Two years later, on October 3, 1980, an assassin comes for Gustav Wagner. Though his a
ttorney will later claim it was suicide, the Human Beast’s corpse is discovered with a knife blade buried to the hilt into his heart, a feat impossible for a man to do to himself.
No one takes credit for the murder.
* * *
In the words of one Wehrmacht soldier now living in Brazil, “The Nazi spirit is merely sleeping in a good number of inhabitants of this region. All it needs to be awakened is one intelligent leader.”
That man may be presently in the Bolivian capital of La Paz. Klaus Barbie is sixty-four years old, the son of a schoolteacher. He owes his life and fortune to the Kamaradenwerk. To the casual observer, Barbie is a kindly, white-haired old man who enjoys reading the newspaper in the Plaza Murillo, near the presidential palace. He takes his coffee at the Café La Paz, where he always sits with his back to the wall. But in reality, Klaus Barbie is secretly working with the Kamaradenwerk to overthrow the Bolivian government and install a new president sympathetic to the Nazi cause. Earlier this year, Barbie flew to Germany to recruit mercenaries. He is also involved with terrorist groups and intelligence organizations trying to bring regime change to La Paz.

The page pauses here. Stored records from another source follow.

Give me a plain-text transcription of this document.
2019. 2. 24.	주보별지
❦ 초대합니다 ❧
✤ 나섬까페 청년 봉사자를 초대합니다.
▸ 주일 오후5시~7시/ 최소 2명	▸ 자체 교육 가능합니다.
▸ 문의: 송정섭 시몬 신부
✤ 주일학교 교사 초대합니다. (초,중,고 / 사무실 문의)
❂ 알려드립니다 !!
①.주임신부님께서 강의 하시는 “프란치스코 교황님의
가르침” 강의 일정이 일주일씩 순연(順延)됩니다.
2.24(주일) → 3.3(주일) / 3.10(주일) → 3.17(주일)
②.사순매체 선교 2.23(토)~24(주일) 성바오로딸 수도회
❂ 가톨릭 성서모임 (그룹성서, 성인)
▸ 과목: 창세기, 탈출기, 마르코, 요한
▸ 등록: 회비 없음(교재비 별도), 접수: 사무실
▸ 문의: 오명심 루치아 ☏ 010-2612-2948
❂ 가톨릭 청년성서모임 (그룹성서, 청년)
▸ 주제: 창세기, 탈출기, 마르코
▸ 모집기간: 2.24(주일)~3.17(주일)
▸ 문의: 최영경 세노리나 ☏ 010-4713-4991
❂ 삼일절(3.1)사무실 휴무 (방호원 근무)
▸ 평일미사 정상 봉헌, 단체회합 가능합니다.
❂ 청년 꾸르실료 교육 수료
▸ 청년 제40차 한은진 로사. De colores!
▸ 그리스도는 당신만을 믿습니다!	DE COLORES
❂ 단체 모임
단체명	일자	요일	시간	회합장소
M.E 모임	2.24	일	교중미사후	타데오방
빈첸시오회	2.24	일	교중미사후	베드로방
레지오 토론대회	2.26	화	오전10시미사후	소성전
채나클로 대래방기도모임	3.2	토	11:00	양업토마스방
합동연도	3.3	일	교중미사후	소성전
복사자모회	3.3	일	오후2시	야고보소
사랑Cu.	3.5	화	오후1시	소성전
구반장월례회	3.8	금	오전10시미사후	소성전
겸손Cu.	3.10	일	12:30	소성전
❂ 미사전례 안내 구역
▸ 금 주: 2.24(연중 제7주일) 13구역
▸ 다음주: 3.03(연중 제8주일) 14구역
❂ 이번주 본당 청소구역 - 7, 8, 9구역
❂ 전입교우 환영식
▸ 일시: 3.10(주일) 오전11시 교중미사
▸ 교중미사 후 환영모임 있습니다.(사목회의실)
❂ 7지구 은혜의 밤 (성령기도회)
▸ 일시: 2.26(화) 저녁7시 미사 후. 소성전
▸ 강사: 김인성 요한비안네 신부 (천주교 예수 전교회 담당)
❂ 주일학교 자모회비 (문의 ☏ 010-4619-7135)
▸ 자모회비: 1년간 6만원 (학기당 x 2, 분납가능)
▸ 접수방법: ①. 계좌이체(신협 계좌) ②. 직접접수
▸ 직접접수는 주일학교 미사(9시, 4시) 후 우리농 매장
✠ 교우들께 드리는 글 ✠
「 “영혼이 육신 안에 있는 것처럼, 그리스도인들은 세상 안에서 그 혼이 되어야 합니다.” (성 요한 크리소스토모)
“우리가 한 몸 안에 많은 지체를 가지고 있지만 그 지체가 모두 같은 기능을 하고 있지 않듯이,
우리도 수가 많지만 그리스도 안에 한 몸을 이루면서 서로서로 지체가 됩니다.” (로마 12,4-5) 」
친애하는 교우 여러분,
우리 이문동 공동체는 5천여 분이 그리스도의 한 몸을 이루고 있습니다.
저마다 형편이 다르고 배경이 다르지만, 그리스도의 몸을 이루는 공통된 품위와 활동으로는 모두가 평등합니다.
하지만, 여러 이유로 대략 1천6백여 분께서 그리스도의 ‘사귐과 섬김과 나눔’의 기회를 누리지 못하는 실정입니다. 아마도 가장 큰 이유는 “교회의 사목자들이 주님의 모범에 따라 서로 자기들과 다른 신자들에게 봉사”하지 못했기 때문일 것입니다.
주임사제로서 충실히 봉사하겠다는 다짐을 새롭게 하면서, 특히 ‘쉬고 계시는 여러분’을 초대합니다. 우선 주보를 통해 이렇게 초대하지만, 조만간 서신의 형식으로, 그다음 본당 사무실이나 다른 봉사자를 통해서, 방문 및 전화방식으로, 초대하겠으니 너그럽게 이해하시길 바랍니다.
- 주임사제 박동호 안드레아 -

Despite the nickname “the Butcher of Lyon” for his atrocities as a Gestapo chief in France during the war, Klaus Barbie has shown himself to be remarkably diplomatic in dealing with those who should be trying to arrest him. For years after the war, he was protected by the U.S. Central Intelligence Agency and its leader, Allen Dulles, who paid him a lavish $1,700 per month to spy on the new French government. Finally, when France demanded that Barbie be handed over for trial, the CIA lied, saying that he no longer worked for them. Using traditional ratlines, Dulles helped Barbie escape. Like so many other top Nazis, Barbie also received assistance from the Vatican and Red Cross, which arranged passports and Bolivian visas for himself, his wife, and their two children.